1. Export innerhalb der EU – Umsatzsteuer einfach mit OSS und UID regeln
Für österreichische Unternehmen, die an Privatkund:innen in anderen EU-Ländern verkaufen, gilt seit Juli 2021 die EU-weite Lieferschwelle von 10.000 € netto pro Jahr. Diese Grenze gilt für alle EU-Bestellungen zusammen. Das heißt, sobald Sie innerhalb eines Jahres mehr als 10.000 € netto Warenwert an Privatpersonen in andere EU-Länder verkaufen, greifen neue Steuerregeln.
Wird diese Grenze überschritten, müssen Sie die Umsatzsteuer des jeweiligen Ziellandes berechnen und dorthin abführen – also z. B. die deutsche Umsatzsteuer, wenn Sie nach Deutschland verkaufen. Das geht auf zwei Wegen: Entweder Sie registrieren sich im jeweiligen Land steuerlich und führen Umsatzsteuer ab oder Sie nutzen den sogenannten One-Stop-Shop (OSS).
Der One-Stop-Shop (OSS) ist ein zentrales Online-Meldesystem. Damit können Sie alle Umsatzsteuern für Ihre Verkäufe in andere EU-Länder gesammelt über das österreichische Finanzamt abführen, anstatt sich in jedem Land einzeln registrieren zu müssen.
Auch Unternehmen, die noch unter der Lieferschwelle bleiben, können sich freiwillig für die Nutzung des OSS registrieren. Ab dem gewählten „Datum der Inanspruchnahme“ müssen dann alle Umsätze, die unter die OSS-Regelung fallen, über OSS gemeldet werden. Das Datum der Inanspruchnahme kann nicht rückwirkend geändert werden. Umsätze, die vor diesem Datum liegen, sind weiterhin nach den regulären Umsatzsteuerregeln zu melden.
Freiwillige OSS-Registrierung – lohnt sich das?
Vorteile:
- Sie erledigen die Umsatzsteuer für alle EU-Länder an einem Ort, statt in jedem Land einzeln.

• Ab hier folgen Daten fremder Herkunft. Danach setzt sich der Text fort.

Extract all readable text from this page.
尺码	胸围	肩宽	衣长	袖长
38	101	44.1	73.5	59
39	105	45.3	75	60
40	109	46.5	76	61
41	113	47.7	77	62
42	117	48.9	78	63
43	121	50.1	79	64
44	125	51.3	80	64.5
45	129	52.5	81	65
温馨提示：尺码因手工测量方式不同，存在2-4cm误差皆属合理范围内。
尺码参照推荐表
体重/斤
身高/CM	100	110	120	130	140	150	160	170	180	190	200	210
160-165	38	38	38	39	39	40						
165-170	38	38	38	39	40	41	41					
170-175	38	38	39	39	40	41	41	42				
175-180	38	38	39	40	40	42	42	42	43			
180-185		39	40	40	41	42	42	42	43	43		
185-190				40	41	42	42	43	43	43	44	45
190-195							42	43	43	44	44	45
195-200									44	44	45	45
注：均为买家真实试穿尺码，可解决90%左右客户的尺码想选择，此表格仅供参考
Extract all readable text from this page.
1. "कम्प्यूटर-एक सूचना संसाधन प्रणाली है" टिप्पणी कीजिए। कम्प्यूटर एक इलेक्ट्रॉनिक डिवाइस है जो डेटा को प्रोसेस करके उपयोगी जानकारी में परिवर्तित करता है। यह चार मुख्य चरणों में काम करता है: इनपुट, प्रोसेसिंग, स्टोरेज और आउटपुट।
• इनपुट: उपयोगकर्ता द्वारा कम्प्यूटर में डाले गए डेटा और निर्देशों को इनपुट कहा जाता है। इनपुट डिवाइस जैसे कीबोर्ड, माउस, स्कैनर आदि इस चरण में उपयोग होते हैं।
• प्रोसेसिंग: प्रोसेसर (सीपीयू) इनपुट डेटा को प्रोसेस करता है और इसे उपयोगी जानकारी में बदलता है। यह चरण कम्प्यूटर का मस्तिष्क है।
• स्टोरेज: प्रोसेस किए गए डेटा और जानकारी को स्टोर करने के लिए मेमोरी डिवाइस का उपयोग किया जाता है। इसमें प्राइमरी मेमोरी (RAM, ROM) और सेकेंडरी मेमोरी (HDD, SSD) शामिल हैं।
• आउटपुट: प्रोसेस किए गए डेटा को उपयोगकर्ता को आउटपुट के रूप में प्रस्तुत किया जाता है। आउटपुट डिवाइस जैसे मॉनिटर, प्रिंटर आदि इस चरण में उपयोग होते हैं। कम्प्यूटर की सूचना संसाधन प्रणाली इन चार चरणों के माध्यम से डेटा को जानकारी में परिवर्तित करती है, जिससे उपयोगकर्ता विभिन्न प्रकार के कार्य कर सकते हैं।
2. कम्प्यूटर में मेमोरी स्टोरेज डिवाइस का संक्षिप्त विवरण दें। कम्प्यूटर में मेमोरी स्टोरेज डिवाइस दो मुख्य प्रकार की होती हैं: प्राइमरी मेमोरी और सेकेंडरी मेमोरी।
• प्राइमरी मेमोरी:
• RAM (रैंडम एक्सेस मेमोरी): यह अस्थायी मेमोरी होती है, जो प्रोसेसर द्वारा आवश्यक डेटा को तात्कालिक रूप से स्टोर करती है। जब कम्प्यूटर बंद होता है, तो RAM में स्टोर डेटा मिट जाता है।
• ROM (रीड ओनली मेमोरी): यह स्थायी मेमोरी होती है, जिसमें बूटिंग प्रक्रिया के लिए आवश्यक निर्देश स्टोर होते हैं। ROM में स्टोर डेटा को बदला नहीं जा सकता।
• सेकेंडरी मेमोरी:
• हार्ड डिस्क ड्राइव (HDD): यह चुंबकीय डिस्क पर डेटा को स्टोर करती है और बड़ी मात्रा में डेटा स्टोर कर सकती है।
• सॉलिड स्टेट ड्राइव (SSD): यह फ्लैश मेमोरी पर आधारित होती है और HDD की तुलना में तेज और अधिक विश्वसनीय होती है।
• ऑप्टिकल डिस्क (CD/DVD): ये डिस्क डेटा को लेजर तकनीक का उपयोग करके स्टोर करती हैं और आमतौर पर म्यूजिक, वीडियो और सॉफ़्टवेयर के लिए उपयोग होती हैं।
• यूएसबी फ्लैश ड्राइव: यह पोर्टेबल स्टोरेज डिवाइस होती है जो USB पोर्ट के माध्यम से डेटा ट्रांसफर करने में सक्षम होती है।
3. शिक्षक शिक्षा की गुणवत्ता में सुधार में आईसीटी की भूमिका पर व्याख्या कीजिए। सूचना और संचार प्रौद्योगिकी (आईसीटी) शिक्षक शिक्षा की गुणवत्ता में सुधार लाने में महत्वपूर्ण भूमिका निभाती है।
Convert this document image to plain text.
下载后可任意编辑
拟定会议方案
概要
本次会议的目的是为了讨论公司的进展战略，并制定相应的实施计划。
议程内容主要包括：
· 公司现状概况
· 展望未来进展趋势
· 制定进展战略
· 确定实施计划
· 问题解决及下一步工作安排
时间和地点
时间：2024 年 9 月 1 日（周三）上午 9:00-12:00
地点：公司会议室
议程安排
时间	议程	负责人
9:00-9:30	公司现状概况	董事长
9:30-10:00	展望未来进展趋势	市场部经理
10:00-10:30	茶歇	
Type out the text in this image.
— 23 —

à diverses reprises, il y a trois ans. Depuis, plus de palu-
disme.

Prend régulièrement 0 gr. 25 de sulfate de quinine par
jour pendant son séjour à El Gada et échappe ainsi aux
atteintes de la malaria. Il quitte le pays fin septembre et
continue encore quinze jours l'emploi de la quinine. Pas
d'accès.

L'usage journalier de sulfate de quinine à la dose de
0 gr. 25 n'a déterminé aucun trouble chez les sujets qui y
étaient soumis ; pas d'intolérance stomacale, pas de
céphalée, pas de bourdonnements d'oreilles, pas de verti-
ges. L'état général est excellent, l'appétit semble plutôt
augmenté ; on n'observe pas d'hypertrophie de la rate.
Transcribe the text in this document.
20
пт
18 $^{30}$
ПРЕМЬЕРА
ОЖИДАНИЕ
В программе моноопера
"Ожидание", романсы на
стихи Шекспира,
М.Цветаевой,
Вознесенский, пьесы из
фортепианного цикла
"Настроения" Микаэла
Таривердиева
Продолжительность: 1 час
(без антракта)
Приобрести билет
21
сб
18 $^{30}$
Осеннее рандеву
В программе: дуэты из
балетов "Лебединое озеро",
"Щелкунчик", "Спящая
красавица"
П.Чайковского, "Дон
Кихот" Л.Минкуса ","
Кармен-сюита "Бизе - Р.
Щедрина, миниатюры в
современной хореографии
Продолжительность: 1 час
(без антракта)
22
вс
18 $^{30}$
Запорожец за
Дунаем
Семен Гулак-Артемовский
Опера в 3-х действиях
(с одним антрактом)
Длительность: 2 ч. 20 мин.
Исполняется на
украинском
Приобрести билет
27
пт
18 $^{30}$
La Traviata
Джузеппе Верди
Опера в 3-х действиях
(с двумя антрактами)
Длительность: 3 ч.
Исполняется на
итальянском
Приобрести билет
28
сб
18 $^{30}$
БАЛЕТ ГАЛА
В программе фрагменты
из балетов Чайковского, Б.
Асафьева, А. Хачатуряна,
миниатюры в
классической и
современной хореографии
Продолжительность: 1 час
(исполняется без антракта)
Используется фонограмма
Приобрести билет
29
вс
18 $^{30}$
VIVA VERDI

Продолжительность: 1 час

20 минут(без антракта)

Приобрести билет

- Frühzeitige Nutzung der OSS-Vereinfachung, auch wenn Sie die Liefergrenze noch nicht erreicht haben.
Worauf Sie achten sollten:
- Alle Umsätze, die unter OSS fallen, müssen ab Startdatum über OSS gemeldet werden.
- Das Startdatum lässt sich nicht rückwirkend ändern.
- Sie sind verpflichtet, die OSS-Regeln ab diesem Zeitpunkt einzuhalten.
Praxis-Tipp:
Eine freiwillige Registrierung lohnt sich, wenn Sie Verwaltungsaufwand reduzieren, alle EU-Verkäufe zentral abwickeln und für zukünftiges Wachstum vorbereitet sein möchten.
Branchenbeispiele aus Österreich:
- Handel: Ein steirischer Fahrradfachhändler verkauft Räder und Zubehör nach Deutschland, Frankreich und Italien. Überschreitet er die 10.000 € netto -Grenze, nutzt er OSS, um die Umsatzsteuer in den jeweiligen Ländern korrekt zu melden.
- E-Commerce: Eine Wiener Manufaktur für handgefertigte Keramik verkauft über ihren Webshop europaweit. Ab der Überschreitung der Lieferschwelle meldet sie ihre Umsätze über OSS.
- Handwerk: Ein oberösterreichischer Möbelbauer liefert individuell gefertigte Möbel an Kunden in mehreren EU-Staaten. Er meldet seine EU-Umsätze zentral über OSS.
2. Zwischenlager im EU-Ausland – zusätzliche Pflichten beachten (ZM & Intrastat)
Wenn Sie Waren in einem Lager in einem anderen EU-Land lagern (z. B. bei Amazon oder einem anderen Fulfillment-Dienstleister), gilt das steuerlich als sogenanntes „innergemeinschaftliches Verbringen“. Das bedeutet vereinfacht gesagt, dass Sie Ihre eigenen Waren innerhalb der EU in ein anderes Land „liefern“ – auch wenn sie dort nur zwischengelagert werden.
In diesem Fall müssen Sie eine Zusammenfassende Meldung (ZM) abgeben. Das ist eine Meldung an das Finanzamt, bei der Sie angeben, in welches EU-Land Sie Waren geschickt haben.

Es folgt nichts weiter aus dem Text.